There is considerable debate over the use of peer-review in MOOCs. I would argue that since MOOCs attract intrinsically motivated learners, the feedback given can be especially valuable. As a case in point, I offer a snippet from a final assignment I completed from a Match Education class on teacher coaching. The questions are in italics, my response is in plain text. The four peer reviewers comments are below. I received an average of the four scores, so my “grade” on this particular assignment was a 24 out of 25 points.
We would hypothesize that this coaching session suggests that Ms. McRookie is in the middle circle (i.e. “Skill B”) of skill acquisition represented in The Snowman Effect. Explain how the teacher’s behaviors suggest that she is in the middle “Skill B” acquisition loop.
Ms. McR has completed the mastery of her first effective teacher move and can now identify and correct student misbehavior. This completes the Skill A acquisition and mastery loop. Next, Mr. EC expresses concern that a larger instructional problem (Skill B) has manifested itself in the student practice domain of the Kraken. Mr. EC knows that once Ms. McR sees how she has mastered the first skill of time on task, she will master a second skill even faster. After paying a small amount of the fixed mindset tax, Ms. McR commits to beginning Skill B.
Mr. EC outlines the action steps needed on the next big takeaway and describes how Ms. McR should implement those action steps. Ms. McR immediately begins brainstorming with Mr. EC on how to improve her cold calling and turn her group discussion questions into stop and chats. This suggests that Ms. McR is engaged in Skill B acquisition and will work hard until she masters it before beginning the Skill C acquisition loop. Each subsequent skill acquisition and mastery loop should take less time because Ms. McR has seen the evidence of her growth mindset from her previous successes.

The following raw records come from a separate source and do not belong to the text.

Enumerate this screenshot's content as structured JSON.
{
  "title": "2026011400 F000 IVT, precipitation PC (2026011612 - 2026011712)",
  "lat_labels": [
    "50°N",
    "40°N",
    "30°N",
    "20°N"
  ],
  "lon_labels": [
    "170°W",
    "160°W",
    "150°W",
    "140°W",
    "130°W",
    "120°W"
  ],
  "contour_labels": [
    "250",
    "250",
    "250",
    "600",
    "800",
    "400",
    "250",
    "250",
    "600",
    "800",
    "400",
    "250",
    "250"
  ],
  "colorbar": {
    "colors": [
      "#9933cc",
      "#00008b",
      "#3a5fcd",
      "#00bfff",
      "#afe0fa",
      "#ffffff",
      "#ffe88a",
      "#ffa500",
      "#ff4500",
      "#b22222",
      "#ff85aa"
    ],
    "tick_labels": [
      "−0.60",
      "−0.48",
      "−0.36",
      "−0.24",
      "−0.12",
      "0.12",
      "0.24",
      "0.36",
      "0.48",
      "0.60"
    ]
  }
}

Mr. EC refines how Ms. McR cold calls. Instead of “Johnny, what was the first step?” He advises she use “What is the first step, Johnny?” Then Ms. McR goes from “I want everyone to write an explanation” to the more specific “Take 60 seconds to write in the box on the worksheet explain the steps in integrating polynomials.” Because of the success Ms. McR had in acquiring Skill A with Mr. EC, she is more optimistic and proactive in changing her teacher behavior. This suggests she will be able to master the moves of an effective teacher and change her name from Ms. McRookie to Ms. Effective Coach in a short amount of time.
peer 1 → The Author got all the technical details of the best practice of a coach teacher, his understanding is optimum and can link the variables perfectly
peer 2 → Absolutely brilliant! I don’t think this could have been done any better.
peer 3 → I was very impressed with your response to the last question about the Snowman Effect. I think it was the best response that I have read out of the five assessments that I have done so far. Overall, your answers were well written and it was easy to comprehend them. Thank you for all your hard work, and good luck!
peer 4 → Excellent!
My final point is that teacher coaching is considered by many as the gold standard for improving teaching. If peer review is an essential component of the coaching model, should it be expanded from MOOCs and into the classroom? One of the goals of 21st Century pedagogy is to transform education into authentic work-based tasks. Many corporations use 360 degree evaluations. Should those be expanded into education and used as tools in teacher evaluations?